13 janvier 2008


PhilippeBesson - Unhommeaccidentel

Philippe Besson vient de réussir un roman intense et fulgurant mais - surtout - parfaitement dérangeant. Un homme accidentel, c'est Brokeback Mountain en version française: comme Annie Proulx, Besson met en mots l'attraction fulgurante qui jette l'un contre l'autre deux hommes programmés pour ne jamais se rencontrer. Deux individus que tout maintenait à distance. Seul un «accident extravagant» était susceptible de les mettre en présence.

Ecartons tout de suite les lectures réductrices: ce roman n'est pas l'histoire d'un type qui découvre son homosexualité, c'est le récit d'une transgression. Notre homme, marié, épris de sa femme et qui va devenir père, est percuté par la passion. Et il se trouve qu'ici la passion prend le visage non d'une femme, mais d'un homme. Jack Bell a 25 ans, il est acteur de cinéma. Qu'est-ce que la transgression? Changer de pratique sexuelle?
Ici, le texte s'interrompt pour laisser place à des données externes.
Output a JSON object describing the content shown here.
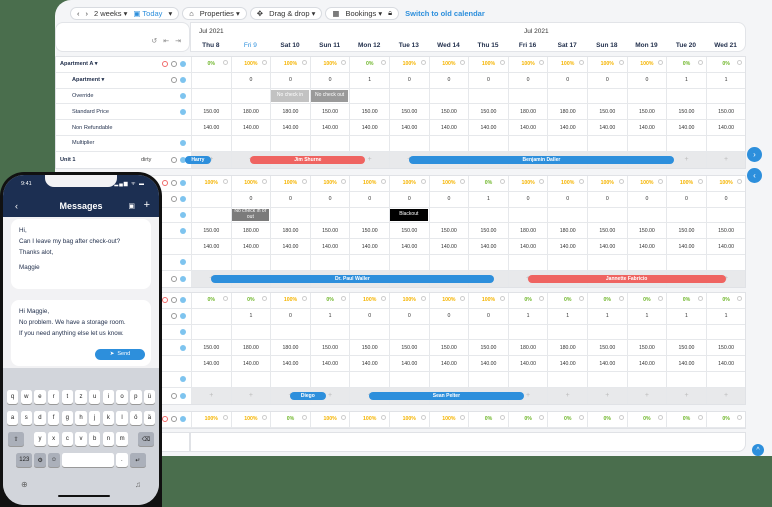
{
  "toolbar": {
    "prev": "‹",
    "next": "›",
    "range": "2 weeks ▾",
    "today": "Today",
    "today_dropdown": "▾",
    "properties": "Properties ▾",
    "dragdrop": "Drag & drop ▾",
    "bookings": "Bookings ▾",
    "switch_link": "Switch to old calendar"
  },
  "header": {
    "month_left": "Jul 2021",
    "month_right": "Jul 2021",
    "controls": [
      "↺",
      "⇤",
      "⇥"
    ],
    "days": [
      "Thu 8",
      "Fri 9",
      "Sat 10",
      "Sun 11",
      "Mon 12",
      "Tue 13",
      "Wed 14",
      "Thu 15",
      "Fri 16",
      "Sat 17",
      "Sun 18",
      "Mon 19",
      "Tue 20",
      "Wed 21"
    ],
    "today_index": 1
  },
  "sections": [
    {
      "title": "Apartment A ▾",
      "occupancy": [
        "0%",
        "100%",
        "100%",
        "100%",
        "0%",
        "100%",
        "100%",
        "100%",
        "100%",
        "100%",
        "100%",
        "100%",
        "0%",
        "0%"
      ],
      "availability_label": "Apartment ▾",
      "availability": [
        "",
        "0",
        "0",
        "0",
        "1",
        "0",
        "0",
        "0",
        "0",
        "0",
        "0",
        "0",
        "1",
        "1"
      ],
      "override_label": "Override",
      "overrides": [
        {
          "col": 2,
          "text": "No check in",
          "color": "#c2c2c2"
        },
        {
          "col": 3,
          "text": "No check out",
          "color": "#9a9a9a"
        }
      ],
      "standard_label": "Standard Price",
      "standard": [
        "150.00",
        "180.00",
        "180.00",
        "150.00",
        "150.00",
        "150.00",
        "150.00",
        "150.00",
        "180.00",
        "180.00",
        "150.00",
        "150.00",
        "150.00",
        "150.00"
      ],
      "nonref_label": "Non Refundable",
      "nonref": [
        "140.00",
        "140.00",
        "140.00",
        "140.00",
        "140.00",
        "140.00",
        "140.00",
        "140.00",
        "140.00",
        "140.00",
        "140.00",
        "140.00",
        "140.00",
        "140.00"
      ],
      "multiplier_label": "Multiplier",
      "unit_label": "Unit 1",
      "unit_status": "dirty",
      "bookings": [
        {
          "name": "Harry",
          "color": "blue"
        },
        {
          "name": "Jim Shurne",
          "color": "red"
        },
        {
          "name": "Benjamin Daller",
          "color": "blue"
        }
      ]
    },
    {
      "occupancy": [
        "100%",
        "100%",
        "100%",
        "100%",
        "100%",
        "100%",
        "100%",
        "0%",
        "100%",
        "100%",
        "100%",
        "100%",
        "100%",
        "100%"
      ],
      "availability": [
        "",
        "0",
        "0",
        "0",
        "0",
        "0",
        "0",
        "1",
        "0",
        "0",
        "0",
        "0",
        "0",
        "0"
      ],
      "overrides": [
        {
          "col": 1,
          "text": "No check in or out",
          "color": "#7b7b7b"
        },
        {
          "col": 5,
          "text": "Blackout",
          "color": "#000000"
        }
      ],
      "standard": [
        "150.00",
        "180.00",
        "180.00",
        "150.00",
        "150.00",
        "150.00",
        "150.00",
        "150.00",
        "180.00",
        "180.00",
        "150.00",
        "150.00",
        "150.00",
        "150.00"
      ],
      "nonref": [
        "140.00",
        "140.00",
        "140.00",
        "140.00",
        "140.00",
        "140.00",
        "140.00",
        "140.00",
        "140.00",
        "140.00",
        "140.00",
        "140.00",
        "140.00",
        "140.00"
      ],
      "bookings": [
        {
          "name": "Dr. Paul Waller",
          "color": "blue"
        },
        {
          "name": "Jannette Fabricio",
          "color": "red"
        }
      ]
    },
    {
      "occupancy": [
        "0%",
        "0%",
        "100%",
        "0%",
        "100%",
        "100%",
        "100%",
        "100%",
        "0%",
        "0%",
        "0%",
        "0%",
        "0%",
        "0%"
      ],
      "availability": [
        "",
        "1",
        "0",
        "1",
        "0",
        "0",
        "0",
        "0",
        "1",
        "1",
        "1",
        "1",
        "1",
        "1"
      ],
      "standard": [
        "150.00",
        "180.00",
        "180.00",
        "150.00",
        "150.00",
        "150.00",
        "150.00",
        "150.00",
        "180.00",
        "180.00",
        "150.00",
        "150.00",
        "150.00",
        "150.00"
      ],
      "nonref": [
        "140.00",
        "140.00",
        "140.00",
        "140.00",
        "140.00",
        "140.00",
        "140.00",
        "140.00",
        "140.00",
        "140.00",
        "140.00",
        "140.00",
        "140.00",
        "140.00"
      ],
      "bookings": [
        {
          "name": "Diego",
          "color": "blue"
        },
        {
          "name": "Sean Pelter",
          "color": "blue"
        }
      ]
    },
    {
      "occupancy": [
        "100%",
        "100%",
        "0%",
        "100%",
        "100%",
        "100%",
        "100%",
        "0%",
        "0%",
        "0%",
        "0%",
        "0%",
        "0%",
        "0%"
      ]
    }
  ],
  "nav": {
    "next": "›",
    "prev": "‹",
    "up": "^"
  },
  "colors": {
    "accent": "#2d8fdc",
    "booking_red": "#ef6461",
    "pct_full": "#f5b400",
    "pct_empty": "#6fb62a",
    "background": "#4a6e4d",
    "phone_header": "#1c2f52"
  },
  "phone": {
    "time": "9:41",
    "status": "▂▄▆ ᯤ ▬",
    "title": "Messages",
    "back": "‹",
    "plus": "+",
    "guest_message": {
      "l1": "Hi,",
      "l2": "Can I leave my bag after check-out?",
      "l3": "Thanks alot,",
      "l4": "Maggie"
    },
    "reply": {
      "l1": "Hi Maggie,",
      "l2": "No problem. We have a storage room.",
      "l3": "If you need anything else let us know."
    },
    "send": "Send",
    "keyboard": {
      "row1": [
        "q",
        "w",
        "e",
        "r",
        "t",
        "z",
        "u",
        "i",
        "o",
        "p",
        "ü"
      ],
      "row2": [
        "a",
        "s",
        "d",
        "f",
        "g",
        "h",
        "j",
        "k",
        "l",
        "ö",
        "ä"
      ],
      "row3": [
        "⇧",
        "y",
        "x",
        "c",
        "v",
        "b",
        "n",
        "m",
        "⌫"
      ],
      "row4": [
        "123",
        "⚙",
        "☺",
        "",
        ".",
        "↵"
      ],
      "globe": "🌐",
      "mic": "🎤"
    }
  }
}
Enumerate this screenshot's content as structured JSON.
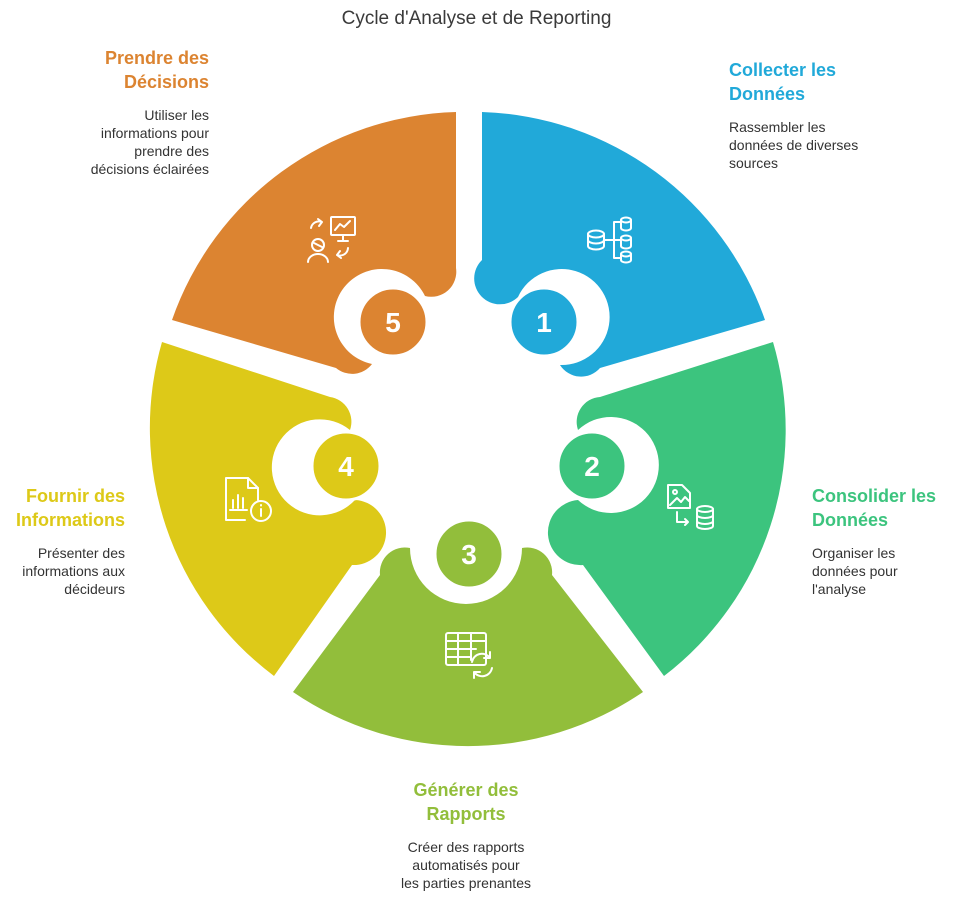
{
  "title": "Cycle d'Analyse et de Reporting",
  "steps": [
    {
      "number": "1",
      "title_lines": [
        "Collecter les",
        "Données"
      ],
      "desc_lines": [
        "Rassembler les",
        "données de diverses",
        "sources"
      ],
      "color": "#21A9D9",
      "icon": "database-network-icon"
    },
    {
      "number": "2",
      "title_lines": [
        "Consolider les",
        "Données"
      ],
      "desc_lines": [
        "Organiser les",
        "données pour",
        "l'analyse"
      ],
      "color": "#3CC47E",
      "icon": "file-to-database-icon"
    },
    {
      "number": "3",
      "title_lines": [
        "Générer des",
        "Rapports"
      ],
      "desc_lines": [
        "Créer des rapports",
        "automatisés pour",
        "les parties prenantes"
      ],
      "color": "#92BE3B",
      "icon": "table-refresh-icon"
    },
    {
      "number": "4",
      "title_lines": [
        "Fournir des",
        "Informations"
      ],
      "desc_lines": [
        "Présenter des",
        "informations aux",
        "décideurs"
      ],
      "color": "#DDC918",
      "icon": "report-info-icon"
    },
    {
      "number": "5",
      "title_lines": [
        "Prendre des",
        "Décisions"
      ],
      "desc_lines": [
        "Utiliser les",
        "informations pour",
        "prendre des",
        "décisions éclairées"
      ],
      "color": "#DC8431",
      "icon": "person-presentation-cycle-icon"
    }
  ]
}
Non. C'est avoir la possibilité, à chaque pas que l'on amorce, de revenir en arrière... et ne jamais le faire.

La scène se passe à Los Angeles, au début des années 1990, dans la cité des émeutes raciales et de la prostitution, sur Sunset et Hollywood Boulevards, aujourd'hui nickel et arpentés par des touristes venus se gorger de paillettes. Nos deux hommes échoueront à Big Sur - lieu de perdition hautement littéraire, puisque c'est là que se réfugia en 1942 Henry Miller - avant de s'enfermer dans un motel de Venice Beach, tels Butch Cassidy et le Kid. Besson a choisi deux symboles forts, ceux de l'Amérique triomphante: le flic quelconque et l'acteur à l'ascension foudroyante. Deux représentations de la virilité.

Pour la première fois en huit romans, Philippe Besson a écrit une scène de sexe. Crue. Très. Etait-ce utile? Pas sûr. On préférera la page, sublime, sur la «morsure du manque», cette attaque sournoise qui frappe sans prévenir, par effraction. Un homme accidentel montre qu'il n'y a d'amour qu'à condition que la frénésie et l'urgence soient au rendez-vous. Besson a raison. Il faut jouer avec le feu. Et tant pis si s'animent d'immenses brasiers.